The liver plays a critical role in metabolic processes, making it vulnerable to injury. Researchers often study carbon tetrachloride (CCl4)-induced hepatotoxicity in model organisms because it closely resembles human liver damage. This toxicity occurs due to the activation of various cytochromes, including CYP2E1, CYP2B1, CYP2B2, and possibly CYP3A, which produce the trichloromethyl radical (CCl3*). CCl3* can attach to biological molecules such as lipids, proteins, and nucleic acids, impairing lipid metabolism and leading to fatty degeneration. It can also combine with DNA to initiate hepatic carcinogenesis. When exposed to oxygen, CCl3* generates more reactive CCl3OO*, which leads to lipid peroxidation and membrane damage. At the molecular level, CCl4induces the release of several inflammatory cytokines, including TNF-α and NO, which can either help or harm hepatotoxicity through cellular apoptosis. TGF-β contributes to fibrogenesis, while IL-6 and IL-10 aid in recovery by minimizing anti-apoptotic activity and directing cells toward regeneration. To prevent liver damage, different interventions can be employed, such as antioxidants, mitogenic agents, and the maintenance of calcium sequestration. Drugs that prevent CCl4- induced cytotoxicity and proliferation or enhance CYP450 activity may offer a protective response against hepatic carcinoma.

中文翻译：

---

破译四氯化碳诱导肝毒性的分子机制：简要系统综述

肝脏在代谢过程中起着至关重要的作用，因此很容易受伤。
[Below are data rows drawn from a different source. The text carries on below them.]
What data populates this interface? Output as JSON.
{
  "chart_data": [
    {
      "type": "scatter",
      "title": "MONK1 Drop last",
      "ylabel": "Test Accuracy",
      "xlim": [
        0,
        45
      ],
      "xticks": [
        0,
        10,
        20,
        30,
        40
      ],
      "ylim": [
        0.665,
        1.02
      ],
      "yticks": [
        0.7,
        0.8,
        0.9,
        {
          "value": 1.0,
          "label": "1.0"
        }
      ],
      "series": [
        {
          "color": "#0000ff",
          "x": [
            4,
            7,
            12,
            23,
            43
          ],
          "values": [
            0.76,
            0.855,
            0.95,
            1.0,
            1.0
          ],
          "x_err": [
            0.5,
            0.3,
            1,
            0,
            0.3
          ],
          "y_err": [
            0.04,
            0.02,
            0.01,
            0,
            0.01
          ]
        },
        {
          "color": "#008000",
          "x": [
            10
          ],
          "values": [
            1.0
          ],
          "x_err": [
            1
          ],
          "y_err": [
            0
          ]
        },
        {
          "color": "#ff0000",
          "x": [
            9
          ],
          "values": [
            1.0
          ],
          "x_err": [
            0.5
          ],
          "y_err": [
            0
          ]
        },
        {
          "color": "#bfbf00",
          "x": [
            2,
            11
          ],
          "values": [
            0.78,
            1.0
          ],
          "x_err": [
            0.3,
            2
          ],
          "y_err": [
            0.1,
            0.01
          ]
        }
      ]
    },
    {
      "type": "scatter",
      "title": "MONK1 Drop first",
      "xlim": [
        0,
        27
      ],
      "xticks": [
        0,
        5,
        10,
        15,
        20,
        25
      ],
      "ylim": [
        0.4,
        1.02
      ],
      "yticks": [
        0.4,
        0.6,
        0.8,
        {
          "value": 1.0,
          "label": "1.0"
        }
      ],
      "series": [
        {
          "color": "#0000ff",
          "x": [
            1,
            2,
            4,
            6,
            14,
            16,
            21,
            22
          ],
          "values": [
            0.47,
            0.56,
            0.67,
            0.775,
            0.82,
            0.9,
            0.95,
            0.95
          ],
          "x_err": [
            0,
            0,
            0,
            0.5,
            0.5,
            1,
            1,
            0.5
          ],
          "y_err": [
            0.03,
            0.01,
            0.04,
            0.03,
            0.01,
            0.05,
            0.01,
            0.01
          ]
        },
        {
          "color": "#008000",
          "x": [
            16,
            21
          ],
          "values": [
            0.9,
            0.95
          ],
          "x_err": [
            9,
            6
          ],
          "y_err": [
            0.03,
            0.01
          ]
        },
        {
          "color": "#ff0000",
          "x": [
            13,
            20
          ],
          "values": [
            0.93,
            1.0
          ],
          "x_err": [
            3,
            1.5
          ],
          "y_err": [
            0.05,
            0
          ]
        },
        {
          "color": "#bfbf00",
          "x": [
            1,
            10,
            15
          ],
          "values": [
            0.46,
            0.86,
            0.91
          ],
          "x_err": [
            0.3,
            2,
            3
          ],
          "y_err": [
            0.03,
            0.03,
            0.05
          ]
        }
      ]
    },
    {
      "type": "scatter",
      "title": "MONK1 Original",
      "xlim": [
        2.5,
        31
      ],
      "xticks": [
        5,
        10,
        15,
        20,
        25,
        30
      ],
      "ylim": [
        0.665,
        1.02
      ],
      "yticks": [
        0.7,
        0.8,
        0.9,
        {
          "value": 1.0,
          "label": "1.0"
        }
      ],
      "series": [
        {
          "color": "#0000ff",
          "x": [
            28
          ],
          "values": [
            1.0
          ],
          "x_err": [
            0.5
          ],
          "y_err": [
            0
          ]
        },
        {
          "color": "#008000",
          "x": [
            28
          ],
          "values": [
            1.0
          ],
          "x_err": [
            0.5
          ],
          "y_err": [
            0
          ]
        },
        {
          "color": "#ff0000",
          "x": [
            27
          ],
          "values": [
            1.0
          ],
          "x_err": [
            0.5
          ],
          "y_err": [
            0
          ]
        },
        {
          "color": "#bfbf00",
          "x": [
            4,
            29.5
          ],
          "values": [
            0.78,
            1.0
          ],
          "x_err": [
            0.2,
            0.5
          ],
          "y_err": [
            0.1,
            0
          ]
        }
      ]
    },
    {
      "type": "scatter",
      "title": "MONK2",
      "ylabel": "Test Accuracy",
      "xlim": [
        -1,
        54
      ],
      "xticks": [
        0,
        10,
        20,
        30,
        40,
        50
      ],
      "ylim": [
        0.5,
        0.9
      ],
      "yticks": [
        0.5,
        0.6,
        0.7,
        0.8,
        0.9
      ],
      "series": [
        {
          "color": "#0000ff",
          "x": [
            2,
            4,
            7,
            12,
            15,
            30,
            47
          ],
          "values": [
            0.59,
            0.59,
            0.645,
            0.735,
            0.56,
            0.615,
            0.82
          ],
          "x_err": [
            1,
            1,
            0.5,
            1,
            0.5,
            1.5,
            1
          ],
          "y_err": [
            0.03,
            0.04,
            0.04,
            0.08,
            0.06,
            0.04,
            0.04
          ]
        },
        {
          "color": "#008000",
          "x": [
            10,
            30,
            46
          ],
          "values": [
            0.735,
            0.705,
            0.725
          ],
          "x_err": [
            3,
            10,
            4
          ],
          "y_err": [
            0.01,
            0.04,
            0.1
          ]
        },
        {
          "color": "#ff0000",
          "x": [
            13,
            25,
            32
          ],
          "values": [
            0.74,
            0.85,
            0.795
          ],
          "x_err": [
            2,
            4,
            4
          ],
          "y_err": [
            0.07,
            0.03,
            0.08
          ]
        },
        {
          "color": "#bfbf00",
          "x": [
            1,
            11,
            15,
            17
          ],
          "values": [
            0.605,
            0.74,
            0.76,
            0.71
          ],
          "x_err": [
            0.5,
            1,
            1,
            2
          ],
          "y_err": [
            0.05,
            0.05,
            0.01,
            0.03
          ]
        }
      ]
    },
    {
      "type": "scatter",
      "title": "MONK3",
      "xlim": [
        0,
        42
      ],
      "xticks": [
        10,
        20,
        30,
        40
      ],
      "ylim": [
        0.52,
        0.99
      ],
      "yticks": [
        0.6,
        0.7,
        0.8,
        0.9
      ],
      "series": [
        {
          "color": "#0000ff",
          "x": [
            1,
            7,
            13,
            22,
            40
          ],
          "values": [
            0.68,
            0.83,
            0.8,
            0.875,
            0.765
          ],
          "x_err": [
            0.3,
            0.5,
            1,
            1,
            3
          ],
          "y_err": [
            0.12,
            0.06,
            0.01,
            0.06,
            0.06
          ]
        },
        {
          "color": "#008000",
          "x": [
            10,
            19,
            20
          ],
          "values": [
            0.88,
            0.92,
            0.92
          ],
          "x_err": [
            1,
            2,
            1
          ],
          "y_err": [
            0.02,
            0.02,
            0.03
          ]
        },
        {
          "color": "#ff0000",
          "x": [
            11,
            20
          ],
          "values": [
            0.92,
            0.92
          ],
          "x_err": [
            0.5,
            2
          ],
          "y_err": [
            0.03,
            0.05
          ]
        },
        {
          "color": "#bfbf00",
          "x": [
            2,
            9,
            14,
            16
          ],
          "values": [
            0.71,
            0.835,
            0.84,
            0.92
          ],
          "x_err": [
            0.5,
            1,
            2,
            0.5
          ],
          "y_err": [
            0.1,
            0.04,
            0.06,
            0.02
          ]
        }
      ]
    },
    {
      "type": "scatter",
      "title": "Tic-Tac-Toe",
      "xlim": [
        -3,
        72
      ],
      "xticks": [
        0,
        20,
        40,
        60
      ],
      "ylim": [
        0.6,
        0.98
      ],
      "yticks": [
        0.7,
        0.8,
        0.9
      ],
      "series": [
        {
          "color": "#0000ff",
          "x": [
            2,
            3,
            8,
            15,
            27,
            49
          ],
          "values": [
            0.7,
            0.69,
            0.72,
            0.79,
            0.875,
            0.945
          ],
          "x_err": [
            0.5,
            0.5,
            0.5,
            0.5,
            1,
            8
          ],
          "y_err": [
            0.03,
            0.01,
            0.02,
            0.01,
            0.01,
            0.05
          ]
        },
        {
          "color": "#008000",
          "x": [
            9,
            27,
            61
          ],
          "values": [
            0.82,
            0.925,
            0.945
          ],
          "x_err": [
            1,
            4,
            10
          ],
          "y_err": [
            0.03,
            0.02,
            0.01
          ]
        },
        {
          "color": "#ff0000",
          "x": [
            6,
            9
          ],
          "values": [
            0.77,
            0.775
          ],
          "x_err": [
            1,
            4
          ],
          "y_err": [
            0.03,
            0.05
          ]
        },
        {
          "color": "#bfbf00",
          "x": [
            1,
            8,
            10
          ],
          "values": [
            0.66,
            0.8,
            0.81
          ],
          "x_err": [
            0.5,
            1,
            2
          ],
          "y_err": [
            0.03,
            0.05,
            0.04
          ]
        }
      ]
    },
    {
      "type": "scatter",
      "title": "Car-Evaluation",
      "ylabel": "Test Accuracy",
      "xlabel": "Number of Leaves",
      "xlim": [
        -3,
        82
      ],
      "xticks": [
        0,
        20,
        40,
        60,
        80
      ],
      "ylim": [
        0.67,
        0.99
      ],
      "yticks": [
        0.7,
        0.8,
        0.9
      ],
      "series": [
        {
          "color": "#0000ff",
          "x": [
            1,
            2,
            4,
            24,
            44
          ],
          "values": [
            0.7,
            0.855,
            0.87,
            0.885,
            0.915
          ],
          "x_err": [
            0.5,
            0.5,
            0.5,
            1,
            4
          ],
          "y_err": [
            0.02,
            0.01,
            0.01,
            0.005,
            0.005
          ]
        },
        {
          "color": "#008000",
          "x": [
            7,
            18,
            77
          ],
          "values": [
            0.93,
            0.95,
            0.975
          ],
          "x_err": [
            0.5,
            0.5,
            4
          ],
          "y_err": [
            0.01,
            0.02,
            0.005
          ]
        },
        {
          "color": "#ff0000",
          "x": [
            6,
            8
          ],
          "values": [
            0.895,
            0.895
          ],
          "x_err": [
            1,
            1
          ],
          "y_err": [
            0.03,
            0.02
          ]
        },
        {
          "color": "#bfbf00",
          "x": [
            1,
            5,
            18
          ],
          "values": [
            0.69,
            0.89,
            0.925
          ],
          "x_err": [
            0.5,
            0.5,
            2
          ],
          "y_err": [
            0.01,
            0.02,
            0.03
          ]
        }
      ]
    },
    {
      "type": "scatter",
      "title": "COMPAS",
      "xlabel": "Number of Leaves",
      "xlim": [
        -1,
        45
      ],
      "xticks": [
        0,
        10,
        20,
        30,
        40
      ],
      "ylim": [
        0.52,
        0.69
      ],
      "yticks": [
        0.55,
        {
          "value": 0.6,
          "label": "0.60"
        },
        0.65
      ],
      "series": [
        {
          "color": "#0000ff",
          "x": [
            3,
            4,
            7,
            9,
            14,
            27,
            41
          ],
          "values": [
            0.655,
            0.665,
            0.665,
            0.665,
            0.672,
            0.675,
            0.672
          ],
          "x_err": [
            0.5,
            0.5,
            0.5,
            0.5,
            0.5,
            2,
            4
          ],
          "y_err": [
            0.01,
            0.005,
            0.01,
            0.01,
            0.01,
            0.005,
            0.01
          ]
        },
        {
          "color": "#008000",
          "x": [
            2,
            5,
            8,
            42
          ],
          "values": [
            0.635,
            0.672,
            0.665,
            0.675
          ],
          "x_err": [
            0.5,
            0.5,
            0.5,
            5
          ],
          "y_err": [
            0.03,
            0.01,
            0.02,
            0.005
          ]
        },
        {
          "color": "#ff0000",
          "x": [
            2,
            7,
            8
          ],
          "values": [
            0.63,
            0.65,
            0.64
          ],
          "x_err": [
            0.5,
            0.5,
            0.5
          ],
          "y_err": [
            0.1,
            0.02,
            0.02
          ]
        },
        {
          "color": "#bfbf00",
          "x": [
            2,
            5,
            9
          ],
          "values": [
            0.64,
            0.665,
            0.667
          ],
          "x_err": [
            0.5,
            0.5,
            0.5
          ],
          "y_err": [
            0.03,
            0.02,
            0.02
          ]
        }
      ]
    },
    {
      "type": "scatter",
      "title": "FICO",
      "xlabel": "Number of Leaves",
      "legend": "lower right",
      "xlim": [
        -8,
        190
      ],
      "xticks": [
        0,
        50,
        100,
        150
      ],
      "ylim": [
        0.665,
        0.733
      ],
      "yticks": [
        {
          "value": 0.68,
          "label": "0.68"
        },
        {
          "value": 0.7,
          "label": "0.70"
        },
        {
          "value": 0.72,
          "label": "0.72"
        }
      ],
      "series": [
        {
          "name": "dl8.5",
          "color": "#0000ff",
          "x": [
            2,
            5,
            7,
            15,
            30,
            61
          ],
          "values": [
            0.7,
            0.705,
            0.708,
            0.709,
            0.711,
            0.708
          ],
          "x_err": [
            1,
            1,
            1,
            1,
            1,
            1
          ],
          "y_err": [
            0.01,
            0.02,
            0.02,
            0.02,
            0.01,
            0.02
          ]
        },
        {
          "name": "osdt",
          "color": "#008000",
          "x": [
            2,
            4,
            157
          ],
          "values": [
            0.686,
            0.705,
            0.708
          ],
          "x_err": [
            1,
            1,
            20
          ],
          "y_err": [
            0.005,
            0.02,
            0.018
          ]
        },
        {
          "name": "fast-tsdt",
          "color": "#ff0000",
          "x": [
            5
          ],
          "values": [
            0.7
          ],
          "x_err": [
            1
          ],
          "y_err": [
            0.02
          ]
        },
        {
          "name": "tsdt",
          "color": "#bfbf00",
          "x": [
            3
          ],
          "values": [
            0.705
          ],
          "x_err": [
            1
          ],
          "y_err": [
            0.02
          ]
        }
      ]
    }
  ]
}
研究人员经常在模型生物体中研究四氯化碳 (CCl4) 诱导的肝毒性，因为它与人类肝脏损伤非常相似。这种毒性是由于各种细胞色素的激活而发生的，包括 CYP2E1、CYP2B1、CYP2B2 和可能的 CYP3A，它们会产生三氯甲基自由基 (CCl3*)。 CCl3* 可以附着在脂质、蛋白质和核酸等生物分子上，损害脂质代谢并导致脂肪变性。它还可以与DNA结合引发肝癌。当暴露于氧气时，CCl3* 会产生更具反应性的 CCl3OO*，从而导致脂质过氧化和膜损伤。在分子水平上，CCl4 诱导多种炎症细胞因子的释放，包括 TNF-α 和 NO，它们可以通过细胞凋亡帮助或损害肝毒性。 TGF-β 有助于纤维形成，而 IL-6 和 IL-10 通过最大限度地减少抗凋亡活性并引导细胞再生来帮助恢复。为了预防肝损伤，可以采用不同的干预措施，例如抗氧化剂、促有丝分裂剂和维持钙固存。防止 CCl4 诱导的细胞毒性和增殖或增强 CYP450 活性的药物可能提供针对肝癌的保护性反应。